少し高い買い物をしたときに分割払いか一括払いかを指定することがあると思いますが、保険契約でも同じように保険料の月払いや年払いが分割払い(都度払い)、保険料を最初の一回ですべて支払ってしまうことを一括払いというように支払方法を指定できる場合があります。
一括払いには一時払いと全期前納の2種類がある
一時払いと全期前納の2つはどちらも一括払いであり、保険を契約したときに保険料を一度に支払う点が同じであるため、保険料を支払う立場からすると大きな違いがないように見えますが、とても重要な違いがあるのでよく理解して選ぶ必要があります。
一時払いとは全ての保険料を一度に支払ってしまうこと
一時払いは、保険契約時に契約期間内の保険料を全て支払ってしまうことになります。例えば、10年払込の保険を一時払いするということになれば、10年分(12×10年=120か月分)の保険料を支払うことになり、とても大きな額を一度で支払うことになります。
保険会社側からすると一度に保険料を受け取れるため、月払いや年払いのように都度払いと比べ、受け取りにかかる手間が少なくなることになります。
契約者側からすると手数料を必要としない保険料となるため、非常に保険料の負担が軽くなりますが、支払った保険料に相当する期間より少ない期間で保険事故が発生した(未経過期間がある)場合でもすでに支払った保険料は戻ってくることはありません。
つまり、一時払いにすると保険料払込期間分生存していれば多少の保険料を節約することができますが、保険契約後に早く死亡すればするほど大きな保険料払い損になってしまいます。
また、最初の年に全ての保険料を支払うことになるため、生命保険料控除も保険料を支払った最初の年だけとなってしまいます。
全期前納とは全期間分の保険料を前もって預けておくこと
全期前納は、保険料を一括して保険会社に預けるという形になり、保険会社は預けられた保険料を都度払いと同じように処理しますので、保険事故が起きた際に未経過期間分の保険料は戻ってくることになりますし、払込期間が満了となるまでの間は生命保険料控除を受けることもできます。
ただし、預けた保険料の処理や年毎の生命保険料控除に関する処理に手間がかかり、その分の手数料が必要となりますので、保険料総額で比較すると一時払いよりも高くなります。
とは言え、全期前納も一括払いの部類となりますので、有期払い(都度払い)よりも保険料総額が安くなります。

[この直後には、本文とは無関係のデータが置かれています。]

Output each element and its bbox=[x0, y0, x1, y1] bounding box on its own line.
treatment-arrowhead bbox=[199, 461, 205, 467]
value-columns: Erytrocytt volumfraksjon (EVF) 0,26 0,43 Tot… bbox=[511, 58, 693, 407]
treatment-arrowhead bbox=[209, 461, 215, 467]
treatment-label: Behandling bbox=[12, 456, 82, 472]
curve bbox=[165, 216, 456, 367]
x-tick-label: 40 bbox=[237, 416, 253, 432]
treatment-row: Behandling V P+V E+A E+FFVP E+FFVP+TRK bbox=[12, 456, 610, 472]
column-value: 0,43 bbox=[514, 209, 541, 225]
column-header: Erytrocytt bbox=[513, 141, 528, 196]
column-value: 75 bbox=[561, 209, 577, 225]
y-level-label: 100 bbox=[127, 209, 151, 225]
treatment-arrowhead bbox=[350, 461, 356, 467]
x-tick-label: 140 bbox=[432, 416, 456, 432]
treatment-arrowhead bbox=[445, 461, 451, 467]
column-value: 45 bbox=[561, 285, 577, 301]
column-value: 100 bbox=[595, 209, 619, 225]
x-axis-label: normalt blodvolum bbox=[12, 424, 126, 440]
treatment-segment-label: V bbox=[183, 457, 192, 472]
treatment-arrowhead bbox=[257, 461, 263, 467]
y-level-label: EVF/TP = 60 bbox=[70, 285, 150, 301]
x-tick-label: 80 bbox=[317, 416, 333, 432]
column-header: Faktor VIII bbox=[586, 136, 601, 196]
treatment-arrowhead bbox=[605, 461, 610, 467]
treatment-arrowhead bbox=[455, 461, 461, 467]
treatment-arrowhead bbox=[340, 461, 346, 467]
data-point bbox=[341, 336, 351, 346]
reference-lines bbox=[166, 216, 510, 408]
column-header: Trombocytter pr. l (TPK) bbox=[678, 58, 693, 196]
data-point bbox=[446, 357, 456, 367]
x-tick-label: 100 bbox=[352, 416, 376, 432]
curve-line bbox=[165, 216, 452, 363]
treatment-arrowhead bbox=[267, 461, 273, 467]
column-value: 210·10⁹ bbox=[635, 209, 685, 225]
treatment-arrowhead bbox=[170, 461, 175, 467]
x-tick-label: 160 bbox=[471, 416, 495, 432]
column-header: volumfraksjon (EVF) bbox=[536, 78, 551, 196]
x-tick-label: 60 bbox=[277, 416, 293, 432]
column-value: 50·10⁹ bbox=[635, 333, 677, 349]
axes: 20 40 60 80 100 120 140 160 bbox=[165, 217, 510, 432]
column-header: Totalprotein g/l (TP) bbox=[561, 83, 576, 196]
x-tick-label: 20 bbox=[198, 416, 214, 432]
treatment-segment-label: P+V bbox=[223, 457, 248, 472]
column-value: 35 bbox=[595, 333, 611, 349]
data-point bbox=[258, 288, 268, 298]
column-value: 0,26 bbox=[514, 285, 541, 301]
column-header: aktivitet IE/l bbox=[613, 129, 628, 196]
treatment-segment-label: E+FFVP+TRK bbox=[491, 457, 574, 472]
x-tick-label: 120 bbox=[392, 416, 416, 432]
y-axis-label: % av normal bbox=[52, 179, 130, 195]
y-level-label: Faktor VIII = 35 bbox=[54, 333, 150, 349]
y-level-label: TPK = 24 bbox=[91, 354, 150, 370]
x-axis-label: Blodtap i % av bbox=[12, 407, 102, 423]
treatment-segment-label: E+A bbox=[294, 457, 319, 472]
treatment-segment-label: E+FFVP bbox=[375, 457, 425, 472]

※保険会社によっては保険料に差がない場合もありますので、事前に確認する必要があります。
一括払い早わかり
- 一括払いは保険契約時に全ての保険料を保険会社へ支払うこと
- 一括払いには2種類ある
⇒一時払い:保険料をすべて支払う
⇒全期前納:保険料をすべて預ける - 一時払いはもっとも保険料総額が安くなる
- 一時払いは未経過期間の払戻しはなく生命保険料控除も一度だけ
- 全期前納は未経過期間の保険料の払戻しがあり生命保険料控除も毎年受けられる
- 全期前納は一時払いに比べて保険料が割高
未来のことは誰にもわかりませんが、現在のライフスタイルや健康状態、契約時の貯蓄などを考えながら選択することで保険料をよりお得に抑えることができる可能性があります。
一時払いと全期前納では、異なる点もありますが一度に大きな金額を動かすことに変わりありませんので、その後の生活に無理がかからないようにしたいところですね。